There is one exception to how we handle point three above.
We use a five-step process approach for deliverance where the client actively engages and prepares homework before the deliverance session (the fourth one).
Medications Issue Must Be Addressed for Deliverance
If a person is heavily medicated, their ability to listen effectively and do that homework can be an issue. Sometimes they have someone who has brought them in who can help them. In some cases, we walk through the sheets with them.
It can be a challenge, and we try to minimize the effects of the medication as follows:
- Before each meeting, and certainly before the deliverance session, we will look in their eyes, hold their hand and declare that the medicines will not hinder the effectiveness of what is to come and we bind up every demon (Matthew 16:19) seeking to derail the process from tormenting or causing the person to fall asleep.
- We then loose the Holy Spirit on the person and speak forth vitality, focus, concentration and good fruit coming forth.
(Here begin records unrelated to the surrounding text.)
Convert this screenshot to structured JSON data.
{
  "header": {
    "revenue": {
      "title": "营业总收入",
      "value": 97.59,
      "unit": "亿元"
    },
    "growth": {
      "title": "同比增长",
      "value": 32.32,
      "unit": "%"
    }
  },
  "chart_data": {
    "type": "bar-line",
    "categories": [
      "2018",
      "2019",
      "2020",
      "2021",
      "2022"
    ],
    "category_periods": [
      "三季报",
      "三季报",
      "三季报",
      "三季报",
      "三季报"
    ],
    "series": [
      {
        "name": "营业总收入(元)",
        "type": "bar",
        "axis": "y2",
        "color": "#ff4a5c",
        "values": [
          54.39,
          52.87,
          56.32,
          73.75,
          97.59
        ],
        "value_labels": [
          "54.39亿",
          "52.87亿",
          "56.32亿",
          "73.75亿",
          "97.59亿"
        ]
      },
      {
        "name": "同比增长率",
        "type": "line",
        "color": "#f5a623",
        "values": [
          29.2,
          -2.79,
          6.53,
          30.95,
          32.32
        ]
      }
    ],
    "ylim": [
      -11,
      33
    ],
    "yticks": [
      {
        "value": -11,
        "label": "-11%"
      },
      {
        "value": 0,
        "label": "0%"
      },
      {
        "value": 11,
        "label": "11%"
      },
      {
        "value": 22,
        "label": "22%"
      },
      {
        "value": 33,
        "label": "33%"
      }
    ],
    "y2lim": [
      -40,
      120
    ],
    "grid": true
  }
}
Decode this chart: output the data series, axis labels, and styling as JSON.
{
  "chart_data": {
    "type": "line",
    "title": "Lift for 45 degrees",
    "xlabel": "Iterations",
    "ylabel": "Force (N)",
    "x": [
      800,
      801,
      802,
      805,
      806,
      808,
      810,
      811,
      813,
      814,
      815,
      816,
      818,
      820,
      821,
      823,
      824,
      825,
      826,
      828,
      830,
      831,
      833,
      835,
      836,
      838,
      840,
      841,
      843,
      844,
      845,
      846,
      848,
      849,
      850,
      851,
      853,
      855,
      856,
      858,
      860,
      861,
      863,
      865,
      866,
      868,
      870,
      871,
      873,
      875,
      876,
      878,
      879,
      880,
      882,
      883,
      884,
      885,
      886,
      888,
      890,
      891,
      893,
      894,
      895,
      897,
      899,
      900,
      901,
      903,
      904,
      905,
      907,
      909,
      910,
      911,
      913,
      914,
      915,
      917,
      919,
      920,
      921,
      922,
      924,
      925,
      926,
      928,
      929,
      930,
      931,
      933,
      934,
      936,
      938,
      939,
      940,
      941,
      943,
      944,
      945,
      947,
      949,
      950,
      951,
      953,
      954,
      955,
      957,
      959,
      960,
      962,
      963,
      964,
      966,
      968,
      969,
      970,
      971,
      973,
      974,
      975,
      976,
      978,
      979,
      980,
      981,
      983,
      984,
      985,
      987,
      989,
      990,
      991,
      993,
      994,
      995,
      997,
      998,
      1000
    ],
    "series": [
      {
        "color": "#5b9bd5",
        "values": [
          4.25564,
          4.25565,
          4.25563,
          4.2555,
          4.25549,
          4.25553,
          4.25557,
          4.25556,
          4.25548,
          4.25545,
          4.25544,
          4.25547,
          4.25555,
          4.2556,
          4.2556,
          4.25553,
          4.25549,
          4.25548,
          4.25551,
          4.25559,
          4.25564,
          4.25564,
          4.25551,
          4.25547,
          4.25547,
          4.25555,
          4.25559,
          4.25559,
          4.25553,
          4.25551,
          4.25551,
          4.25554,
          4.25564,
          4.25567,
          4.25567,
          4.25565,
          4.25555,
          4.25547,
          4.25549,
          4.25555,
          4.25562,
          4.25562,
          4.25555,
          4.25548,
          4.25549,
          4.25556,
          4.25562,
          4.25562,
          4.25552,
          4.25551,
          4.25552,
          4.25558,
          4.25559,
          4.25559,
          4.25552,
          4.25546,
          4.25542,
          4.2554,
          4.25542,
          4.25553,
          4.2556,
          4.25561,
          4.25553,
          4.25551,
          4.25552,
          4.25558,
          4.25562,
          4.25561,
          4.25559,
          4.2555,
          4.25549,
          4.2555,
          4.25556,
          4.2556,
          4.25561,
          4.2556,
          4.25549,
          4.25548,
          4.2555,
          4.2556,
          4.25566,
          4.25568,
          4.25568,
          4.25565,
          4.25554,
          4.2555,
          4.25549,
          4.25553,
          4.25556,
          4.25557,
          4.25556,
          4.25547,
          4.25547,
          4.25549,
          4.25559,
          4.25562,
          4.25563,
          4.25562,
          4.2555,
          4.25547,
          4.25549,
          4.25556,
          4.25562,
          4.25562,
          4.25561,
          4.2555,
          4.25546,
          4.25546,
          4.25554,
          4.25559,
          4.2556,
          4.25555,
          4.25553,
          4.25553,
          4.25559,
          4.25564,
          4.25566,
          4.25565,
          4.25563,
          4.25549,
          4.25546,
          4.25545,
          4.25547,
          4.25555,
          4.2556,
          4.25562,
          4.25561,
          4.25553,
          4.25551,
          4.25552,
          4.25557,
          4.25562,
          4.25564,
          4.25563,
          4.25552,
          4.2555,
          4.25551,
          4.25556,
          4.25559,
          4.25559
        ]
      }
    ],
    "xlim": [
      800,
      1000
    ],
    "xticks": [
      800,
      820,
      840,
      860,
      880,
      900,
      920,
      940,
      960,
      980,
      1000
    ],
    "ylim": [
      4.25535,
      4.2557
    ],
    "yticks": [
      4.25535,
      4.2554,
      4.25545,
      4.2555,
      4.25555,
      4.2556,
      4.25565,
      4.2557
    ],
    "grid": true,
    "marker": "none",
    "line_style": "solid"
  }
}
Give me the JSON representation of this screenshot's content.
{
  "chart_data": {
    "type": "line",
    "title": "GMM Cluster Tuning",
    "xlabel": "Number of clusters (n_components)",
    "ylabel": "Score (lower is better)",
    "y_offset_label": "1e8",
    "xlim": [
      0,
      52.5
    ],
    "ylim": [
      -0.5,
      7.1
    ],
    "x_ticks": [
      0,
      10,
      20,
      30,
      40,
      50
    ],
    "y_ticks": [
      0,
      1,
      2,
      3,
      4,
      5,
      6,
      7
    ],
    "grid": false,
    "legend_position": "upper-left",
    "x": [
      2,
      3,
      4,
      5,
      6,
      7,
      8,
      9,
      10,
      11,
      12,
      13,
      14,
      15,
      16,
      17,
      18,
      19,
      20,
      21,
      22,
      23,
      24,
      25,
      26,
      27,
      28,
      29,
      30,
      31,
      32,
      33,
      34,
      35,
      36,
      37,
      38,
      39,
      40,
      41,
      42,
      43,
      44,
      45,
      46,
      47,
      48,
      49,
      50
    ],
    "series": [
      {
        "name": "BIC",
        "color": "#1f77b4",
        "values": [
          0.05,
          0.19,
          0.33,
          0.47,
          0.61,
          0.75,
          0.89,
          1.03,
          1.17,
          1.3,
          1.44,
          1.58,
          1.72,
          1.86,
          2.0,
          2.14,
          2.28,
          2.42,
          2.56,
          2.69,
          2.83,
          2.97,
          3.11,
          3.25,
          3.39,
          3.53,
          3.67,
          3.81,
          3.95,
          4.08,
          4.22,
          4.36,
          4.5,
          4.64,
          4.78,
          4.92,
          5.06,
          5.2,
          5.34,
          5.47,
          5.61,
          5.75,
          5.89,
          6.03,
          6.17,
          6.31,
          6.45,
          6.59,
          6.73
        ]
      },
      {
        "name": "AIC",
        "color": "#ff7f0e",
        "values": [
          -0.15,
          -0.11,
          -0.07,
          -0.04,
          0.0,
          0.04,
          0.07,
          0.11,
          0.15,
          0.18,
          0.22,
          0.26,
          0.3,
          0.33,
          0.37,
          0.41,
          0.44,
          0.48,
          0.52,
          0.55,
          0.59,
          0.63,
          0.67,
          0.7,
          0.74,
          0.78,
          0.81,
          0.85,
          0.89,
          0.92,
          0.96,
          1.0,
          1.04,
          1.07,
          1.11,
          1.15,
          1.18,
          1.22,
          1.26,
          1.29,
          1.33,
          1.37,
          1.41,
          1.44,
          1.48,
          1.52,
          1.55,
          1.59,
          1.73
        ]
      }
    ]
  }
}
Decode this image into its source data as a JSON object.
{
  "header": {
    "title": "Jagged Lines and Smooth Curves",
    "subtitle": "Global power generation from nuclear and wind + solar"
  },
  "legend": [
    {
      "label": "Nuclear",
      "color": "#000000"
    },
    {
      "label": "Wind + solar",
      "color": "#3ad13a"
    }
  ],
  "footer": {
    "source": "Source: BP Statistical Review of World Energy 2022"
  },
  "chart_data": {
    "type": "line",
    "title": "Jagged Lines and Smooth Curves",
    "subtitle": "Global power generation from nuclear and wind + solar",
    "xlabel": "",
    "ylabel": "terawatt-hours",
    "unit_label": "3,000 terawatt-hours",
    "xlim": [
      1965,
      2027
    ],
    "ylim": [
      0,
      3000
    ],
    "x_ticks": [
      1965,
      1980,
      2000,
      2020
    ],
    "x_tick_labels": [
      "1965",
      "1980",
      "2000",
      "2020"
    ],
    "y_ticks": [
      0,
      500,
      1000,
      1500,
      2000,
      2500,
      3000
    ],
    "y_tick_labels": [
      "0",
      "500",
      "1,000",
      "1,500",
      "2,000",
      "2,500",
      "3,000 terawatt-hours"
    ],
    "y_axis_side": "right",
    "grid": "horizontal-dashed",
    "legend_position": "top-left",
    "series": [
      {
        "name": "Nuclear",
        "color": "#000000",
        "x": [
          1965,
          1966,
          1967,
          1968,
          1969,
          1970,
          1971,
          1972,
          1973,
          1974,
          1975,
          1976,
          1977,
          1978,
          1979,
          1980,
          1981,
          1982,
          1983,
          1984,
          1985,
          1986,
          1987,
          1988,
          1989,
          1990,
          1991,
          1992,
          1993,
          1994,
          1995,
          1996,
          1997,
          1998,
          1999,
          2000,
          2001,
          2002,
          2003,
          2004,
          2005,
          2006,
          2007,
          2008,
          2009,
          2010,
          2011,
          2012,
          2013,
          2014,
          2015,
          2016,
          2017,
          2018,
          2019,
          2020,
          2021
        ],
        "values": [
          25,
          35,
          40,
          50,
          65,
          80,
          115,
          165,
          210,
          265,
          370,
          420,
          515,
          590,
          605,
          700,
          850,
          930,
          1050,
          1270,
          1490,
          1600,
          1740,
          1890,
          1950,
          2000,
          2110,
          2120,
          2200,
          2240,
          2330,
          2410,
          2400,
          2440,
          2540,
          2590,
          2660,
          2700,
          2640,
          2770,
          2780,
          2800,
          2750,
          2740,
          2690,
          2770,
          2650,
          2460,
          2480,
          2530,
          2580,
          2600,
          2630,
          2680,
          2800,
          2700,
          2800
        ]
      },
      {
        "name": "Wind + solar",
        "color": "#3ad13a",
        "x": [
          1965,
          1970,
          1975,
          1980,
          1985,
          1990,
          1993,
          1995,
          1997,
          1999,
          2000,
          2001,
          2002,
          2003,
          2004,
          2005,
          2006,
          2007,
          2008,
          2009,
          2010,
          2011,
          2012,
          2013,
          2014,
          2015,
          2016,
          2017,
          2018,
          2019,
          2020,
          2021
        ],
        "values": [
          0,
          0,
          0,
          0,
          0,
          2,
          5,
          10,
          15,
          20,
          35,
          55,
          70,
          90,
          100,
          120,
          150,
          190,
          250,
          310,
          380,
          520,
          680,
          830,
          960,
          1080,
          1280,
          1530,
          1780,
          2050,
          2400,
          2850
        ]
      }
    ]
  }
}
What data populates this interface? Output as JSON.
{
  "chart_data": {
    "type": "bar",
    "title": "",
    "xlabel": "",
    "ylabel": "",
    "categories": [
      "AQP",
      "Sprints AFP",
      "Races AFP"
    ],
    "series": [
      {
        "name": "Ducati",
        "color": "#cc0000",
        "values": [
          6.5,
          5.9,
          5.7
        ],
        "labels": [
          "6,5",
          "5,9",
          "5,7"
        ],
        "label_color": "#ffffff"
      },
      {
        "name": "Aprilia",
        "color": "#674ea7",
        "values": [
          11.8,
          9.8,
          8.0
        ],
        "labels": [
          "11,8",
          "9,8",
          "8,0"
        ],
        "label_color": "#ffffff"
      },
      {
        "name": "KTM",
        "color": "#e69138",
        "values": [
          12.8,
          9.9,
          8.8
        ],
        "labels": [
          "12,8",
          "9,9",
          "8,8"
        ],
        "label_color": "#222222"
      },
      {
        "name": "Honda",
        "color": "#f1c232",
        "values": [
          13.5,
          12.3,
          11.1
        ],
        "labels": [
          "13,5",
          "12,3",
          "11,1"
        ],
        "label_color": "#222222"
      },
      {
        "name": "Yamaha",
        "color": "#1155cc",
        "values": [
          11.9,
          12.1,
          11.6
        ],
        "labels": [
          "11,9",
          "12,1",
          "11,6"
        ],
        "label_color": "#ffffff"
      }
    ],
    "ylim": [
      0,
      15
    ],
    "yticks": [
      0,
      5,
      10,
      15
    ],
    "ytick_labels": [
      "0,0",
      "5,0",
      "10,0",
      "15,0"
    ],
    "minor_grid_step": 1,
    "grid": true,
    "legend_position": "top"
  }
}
As with all things in the spirit realm, we encourage them to stir up their faith, and we link our faith with theirs for God to do a work.
I estimate that 10% of our clients come into the office with active psychotropic medication prescriptions. Some are active users, while others choose not to take the pills unless they are desperate.
We do believe that the root sources of most fear and depressions are spiritual so that deliverance ministry can be useful in bringing freedom if the client stirs up their faith and does the homework we ask.
That’s really all we look for, and we do not allow the medications to be a distraction nor barrier for that victory.